Но тогда, в постели, я еще умел читать только советскую фантастику, в основном — про Незнайку, а об остальном только слышал от мамы, которая делилась со мной всем прочитанным.
Так или иначе, «Огонек» не представлял труда, из-за чего праздник слишком быстро кончался. Но раз в месяц приходил любимый орган ИТР «Наука и жизнь», где печатался «Кроссворд для эрудитов». Он бросал вызов отцу, матери, мне и Миньке, который устраивался в ногах, чтобы полюбоваться схваткой.
— Настоящая фамилия О. Генри.
— Портер, — хором кричали все, кроме Миньки.
Но это была только разминка. Дальше включался интеллектуальный мотор, который требовал решать уравнения и шахматные задачи, узнавать по цитатам умные книги, вспоминать названия старых фильмов, поэтических размеров, редких элементов и риторических тропов.
— Катахреза, — с наслаждением вписывал в клеточки отец; я вспомнил это слово, наткнувшись на него у Стругацких.
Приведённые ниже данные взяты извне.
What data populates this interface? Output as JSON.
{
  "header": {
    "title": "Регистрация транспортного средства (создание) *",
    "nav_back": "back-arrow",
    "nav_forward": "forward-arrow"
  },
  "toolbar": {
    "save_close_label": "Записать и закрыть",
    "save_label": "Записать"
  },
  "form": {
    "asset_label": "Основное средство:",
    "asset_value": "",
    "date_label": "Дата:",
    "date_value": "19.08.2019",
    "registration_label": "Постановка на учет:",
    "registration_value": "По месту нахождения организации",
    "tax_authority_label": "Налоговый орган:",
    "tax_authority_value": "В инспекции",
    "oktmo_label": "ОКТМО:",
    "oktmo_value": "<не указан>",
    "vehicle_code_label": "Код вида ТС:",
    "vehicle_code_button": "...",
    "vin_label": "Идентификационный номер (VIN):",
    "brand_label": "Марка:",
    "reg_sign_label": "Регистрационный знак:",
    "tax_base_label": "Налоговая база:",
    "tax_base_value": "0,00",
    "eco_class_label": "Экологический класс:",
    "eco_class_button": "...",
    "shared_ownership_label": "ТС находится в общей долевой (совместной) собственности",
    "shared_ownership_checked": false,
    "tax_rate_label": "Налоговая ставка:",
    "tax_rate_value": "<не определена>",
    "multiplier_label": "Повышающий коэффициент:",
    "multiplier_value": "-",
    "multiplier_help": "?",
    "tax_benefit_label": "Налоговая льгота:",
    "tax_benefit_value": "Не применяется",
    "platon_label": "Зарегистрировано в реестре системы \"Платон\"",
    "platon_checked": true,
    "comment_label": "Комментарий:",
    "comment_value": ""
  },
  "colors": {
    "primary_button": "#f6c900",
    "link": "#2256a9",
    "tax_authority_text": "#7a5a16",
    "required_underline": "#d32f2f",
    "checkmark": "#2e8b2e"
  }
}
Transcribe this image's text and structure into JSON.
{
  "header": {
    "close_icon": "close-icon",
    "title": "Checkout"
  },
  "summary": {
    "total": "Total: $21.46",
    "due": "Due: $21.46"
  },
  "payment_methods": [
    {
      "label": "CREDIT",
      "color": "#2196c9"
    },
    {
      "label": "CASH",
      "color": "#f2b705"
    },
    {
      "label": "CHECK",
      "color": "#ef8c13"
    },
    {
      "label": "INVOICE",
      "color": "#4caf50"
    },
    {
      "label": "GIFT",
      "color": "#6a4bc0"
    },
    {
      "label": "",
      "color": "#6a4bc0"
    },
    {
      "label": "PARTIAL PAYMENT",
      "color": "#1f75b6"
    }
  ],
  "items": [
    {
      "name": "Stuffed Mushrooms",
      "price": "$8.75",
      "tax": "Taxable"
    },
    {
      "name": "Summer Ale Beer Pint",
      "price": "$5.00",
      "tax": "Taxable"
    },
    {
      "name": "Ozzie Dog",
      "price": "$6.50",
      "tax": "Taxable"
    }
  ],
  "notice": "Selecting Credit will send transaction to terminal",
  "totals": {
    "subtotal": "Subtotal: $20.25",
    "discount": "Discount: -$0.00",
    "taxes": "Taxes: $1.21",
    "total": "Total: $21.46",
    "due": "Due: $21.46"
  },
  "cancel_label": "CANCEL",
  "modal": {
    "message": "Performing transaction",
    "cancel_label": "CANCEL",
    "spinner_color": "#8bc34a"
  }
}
В этом турнире я был всего лишь зрителем, но меня безмерно увлекало происходящее. Весь мир готовился к тому, чтобы разлечься по клеточкам. На каждый вопрос был ответ. Я его еще не знал, Минька — тем более, мама — редко, даже отец, отточивший ум на Би-би-си, мог попасть впросак. Но где-то был кто-то, знавший всё, как в кроссворде: вдоль и поперек. Непознанное, чудилось мне, — тесный чердак знания, и я твердо верил, что, когда подрасту хотя бы до четвертого класса, все мучившие меня вопросы станут ответами: и есть ли жизнь на Марсе, и когда наступит коммунизм, и как укрыть бабушку от смерти.